Posted: Wed May 13, 2009 3:14 am
by shankar_ramanath
Sainath.Srinivasan wrote:Or join with a row generator and do a split the fields.
Hi Sainath,

I have a similar requirement and I am trying to follow your note. How does a row generator help? What is the column to join? Since Row Generator generates arbitrary (mock) data how could we use it for the task at hand?

Thanks,

Posted: Wed May 13, 2009 3:57 am
by Sainath.Srinivasan
Row generator will produce 2 columns which are
1.) a dummy column (say constant 1)
2.) sequence from 1 to n
(n = max possible list of values in the column you wish to split)

Add the same dummy column to your input row.

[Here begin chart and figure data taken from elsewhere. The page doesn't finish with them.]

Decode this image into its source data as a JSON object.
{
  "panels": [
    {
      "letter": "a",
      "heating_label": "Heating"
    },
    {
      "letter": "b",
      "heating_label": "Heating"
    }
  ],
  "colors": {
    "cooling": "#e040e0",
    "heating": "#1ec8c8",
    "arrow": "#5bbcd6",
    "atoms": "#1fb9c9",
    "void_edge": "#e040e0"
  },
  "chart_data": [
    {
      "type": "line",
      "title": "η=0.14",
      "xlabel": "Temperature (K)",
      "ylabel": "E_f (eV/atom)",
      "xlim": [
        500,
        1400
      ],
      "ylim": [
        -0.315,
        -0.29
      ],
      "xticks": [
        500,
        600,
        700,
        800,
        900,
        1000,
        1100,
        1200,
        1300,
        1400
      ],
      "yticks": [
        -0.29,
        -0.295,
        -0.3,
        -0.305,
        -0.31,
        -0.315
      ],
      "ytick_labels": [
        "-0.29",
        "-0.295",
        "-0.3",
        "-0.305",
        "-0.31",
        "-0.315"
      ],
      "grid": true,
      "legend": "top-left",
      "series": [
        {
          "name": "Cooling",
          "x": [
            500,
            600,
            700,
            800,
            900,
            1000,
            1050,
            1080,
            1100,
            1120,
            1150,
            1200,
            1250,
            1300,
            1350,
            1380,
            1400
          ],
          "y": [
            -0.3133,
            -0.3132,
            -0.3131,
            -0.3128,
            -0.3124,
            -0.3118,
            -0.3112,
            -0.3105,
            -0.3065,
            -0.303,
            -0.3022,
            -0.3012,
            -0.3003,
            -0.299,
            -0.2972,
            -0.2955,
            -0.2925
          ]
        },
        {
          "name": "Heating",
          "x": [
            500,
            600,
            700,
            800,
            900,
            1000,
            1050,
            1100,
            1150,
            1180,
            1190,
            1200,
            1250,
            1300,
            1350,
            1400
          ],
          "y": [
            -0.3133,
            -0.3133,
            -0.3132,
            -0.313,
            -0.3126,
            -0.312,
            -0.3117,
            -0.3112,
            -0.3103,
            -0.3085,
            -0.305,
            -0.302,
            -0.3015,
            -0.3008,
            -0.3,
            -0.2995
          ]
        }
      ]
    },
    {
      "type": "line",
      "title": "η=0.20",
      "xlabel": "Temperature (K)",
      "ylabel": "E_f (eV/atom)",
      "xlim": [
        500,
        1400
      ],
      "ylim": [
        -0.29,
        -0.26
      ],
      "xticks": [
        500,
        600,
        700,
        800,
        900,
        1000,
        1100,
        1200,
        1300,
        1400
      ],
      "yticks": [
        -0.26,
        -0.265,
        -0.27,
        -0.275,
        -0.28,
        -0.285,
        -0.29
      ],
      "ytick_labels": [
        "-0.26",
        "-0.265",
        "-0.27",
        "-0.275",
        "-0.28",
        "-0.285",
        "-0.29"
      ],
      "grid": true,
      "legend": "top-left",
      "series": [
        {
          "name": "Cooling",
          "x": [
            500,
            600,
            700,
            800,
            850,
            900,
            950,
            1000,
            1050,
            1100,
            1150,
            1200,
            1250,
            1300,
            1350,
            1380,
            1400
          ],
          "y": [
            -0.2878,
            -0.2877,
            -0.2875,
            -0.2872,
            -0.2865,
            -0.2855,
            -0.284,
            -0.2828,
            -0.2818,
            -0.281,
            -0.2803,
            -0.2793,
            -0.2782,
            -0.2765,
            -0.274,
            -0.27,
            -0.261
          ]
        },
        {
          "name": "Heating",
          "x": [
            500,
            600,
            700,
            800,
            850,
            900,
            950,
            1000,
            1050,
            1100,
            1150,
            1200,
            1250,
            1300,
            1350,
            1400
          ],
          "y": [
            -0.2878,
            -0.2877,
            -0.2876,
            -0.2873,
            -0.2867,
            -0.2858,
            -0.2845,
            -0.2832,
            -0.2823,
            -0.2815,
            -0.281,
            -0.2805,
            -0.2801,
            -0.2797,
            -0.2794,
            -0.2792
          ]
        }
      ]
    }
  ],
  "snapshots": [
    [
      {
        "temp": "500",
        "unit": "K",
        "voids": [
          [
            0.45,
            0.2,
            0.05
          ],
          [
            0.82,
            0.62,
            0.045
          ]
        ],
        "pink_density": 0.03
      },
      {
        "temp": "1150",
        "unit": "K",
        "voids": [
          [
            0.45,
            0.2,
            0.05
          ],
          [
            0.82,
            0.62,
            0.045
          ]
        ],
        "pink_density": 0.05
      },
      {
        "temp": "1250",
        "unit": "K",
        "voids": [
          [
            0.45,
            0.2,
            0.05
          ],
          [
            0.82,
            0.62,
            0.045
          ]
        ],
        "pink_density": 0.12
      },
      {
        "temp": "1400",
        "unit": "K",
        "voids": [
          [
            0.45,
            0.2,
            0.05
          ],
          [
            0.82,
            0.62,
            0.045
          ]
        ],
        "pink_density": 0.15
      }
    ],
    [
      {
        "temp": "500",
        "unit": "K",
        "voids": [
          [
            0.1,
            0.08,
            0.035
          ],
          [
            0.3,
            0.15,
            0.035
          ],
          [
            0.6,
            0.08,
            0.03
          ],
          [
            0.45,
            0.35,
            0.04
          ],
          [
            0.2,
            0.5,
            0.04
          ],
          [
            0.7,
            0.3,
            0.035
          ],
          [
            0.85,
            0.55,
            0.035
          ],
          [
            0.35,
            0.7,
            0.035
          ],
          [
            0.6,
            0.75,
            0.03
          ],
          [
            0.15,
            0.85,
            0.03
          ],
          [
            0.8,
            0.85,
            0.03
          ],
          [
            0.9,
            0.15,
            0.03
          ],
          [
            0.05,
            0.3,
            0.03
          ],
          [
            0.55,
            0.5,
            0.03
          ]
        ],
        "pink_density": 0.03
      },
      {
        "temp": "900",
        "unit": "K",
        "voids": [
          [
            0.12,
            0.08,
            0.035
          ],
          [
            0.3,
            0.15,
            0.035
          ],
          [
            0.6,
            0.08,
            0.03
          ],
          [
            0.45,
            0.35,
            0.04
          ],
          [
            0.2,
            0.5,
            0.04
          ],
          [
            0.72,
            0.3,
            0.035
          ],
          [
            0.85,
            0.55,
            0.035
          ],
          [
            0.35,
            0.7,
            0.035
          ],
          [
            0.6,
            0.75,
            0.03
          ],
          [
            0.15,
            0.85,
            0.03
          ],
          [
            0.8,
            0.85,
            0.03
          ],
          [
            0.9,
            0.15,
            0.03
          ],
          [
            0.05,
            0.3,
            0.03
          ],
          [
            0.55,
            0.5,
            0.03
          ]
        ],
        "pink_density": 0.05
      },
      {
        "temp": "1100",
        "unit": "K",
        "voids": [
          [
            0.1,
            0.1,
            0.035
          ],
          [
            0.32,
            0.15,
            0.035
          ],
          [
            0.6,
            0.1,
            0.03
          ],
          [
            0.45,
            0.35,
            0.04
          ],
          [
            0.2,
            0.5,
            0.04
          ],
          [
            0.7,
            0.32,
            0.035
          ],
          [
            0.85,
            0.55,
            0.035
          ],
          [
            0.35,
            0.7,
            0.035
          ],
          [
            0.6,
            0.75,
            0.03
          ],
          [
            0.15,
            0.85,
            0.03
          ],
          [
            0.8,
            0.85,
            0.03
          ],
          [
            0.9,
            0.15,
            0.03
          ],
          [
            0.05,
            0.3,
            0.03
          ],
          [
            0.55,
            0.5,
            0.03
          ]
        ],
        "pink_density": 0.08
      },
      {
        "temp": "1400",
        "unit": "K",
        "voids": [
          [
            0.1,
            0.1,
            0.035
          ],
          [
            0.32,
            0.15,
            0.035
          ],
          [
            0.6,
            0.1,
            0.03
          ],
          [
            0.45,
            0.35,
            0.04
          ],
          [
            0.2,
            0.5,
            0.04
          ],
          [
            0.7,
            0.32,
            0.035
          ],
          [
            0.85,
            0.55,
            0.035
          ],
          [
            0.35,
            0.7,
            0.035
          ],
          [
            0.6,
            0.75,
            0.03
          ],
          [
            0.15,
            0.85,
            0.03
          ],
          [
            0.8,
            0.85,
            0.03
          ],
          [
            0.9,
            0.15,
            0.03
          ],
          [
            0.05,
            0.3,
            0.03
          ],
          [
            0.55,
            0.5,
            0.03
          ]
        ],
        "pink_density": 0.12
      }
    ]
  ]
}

Join them, use the sequence column to field() and add necessary constraints.

You will have the required output.

Posted: Wed May 13, 2009 4:00 am
by Sainath.Srinivasan
Also if you want to a thorough solution, go for an unix command or vector or build op.

Posted: Wed May 13, 2009 2:52 pm
by shankar_ramanath
Sainath.Srinivasan wrote:Row generator will produce 2 columns which are
1.) a dummy column (say constant 1)
2.) sequence from 1 to n
(n = max possible list of values in the column you wish to split)

Add the same dummy column to your input row.

Join them, use the sequence column to field() and add necessary constraints.

You will have the required output.
Hi Sainath,

Thanks! I tried to follow the suggestion with a paper and pencil. I am stuck.

For the example in question, here is what I have

Row Generator (for the second column, the limit is set to 4)

Col1 Col2
1 1
1 2
1 3
1 4
1 1
1 2
1 3
1 4

The input (as in the original question) is

colX colY
1 Bill,Brain,Greagory
2 Sam, Bopel
3
4 Toby

In the Join stage, I was wondering if I should be joining col2 with colX? Sorry I dont get it.

Thanks,

Posted: Thu May 14, 2009 2:40 am
by Sainath.Srinivasan
====
Input:
====
colX colY
1 Bill,Brain,Greagory
2 Sam, Bopel
3
4 Toby
Here the max occurance = 3 (for row 1).

Step1:
So generate 3 rows from rowgen.
=====
rowgen:
=====
colDummy colIndex
1 1
1 2
1 3

Step2:
Add dummy column to input
colDummy colX colY
1 1 Bill,Brain,Greagory
1 2 Sam, Bopel
1 3
1 4 Toby
Step3:
Join by colDummy
This will give you (4 x 3 = ) 12 rows.
Step 4:
derive columns

Code: Select all

out.colX  = inp.colX  
newColY = field(inp.colY, ',', colIndex)
Note - here you will have to control for the number of entries in the row.
Step 5:
You have your output.
Step 6:

Code: Select all

Leave the money in usual place.

Posted: Tue Aug 11, 2009 2:09 pm
by shankar_ramanath
I realize that the reply is late.

But the solution worked great.

Since I am not the OP, I am not sure if I can mark it Resolved.

Many thanks to you Sainath, I appreciate it very much.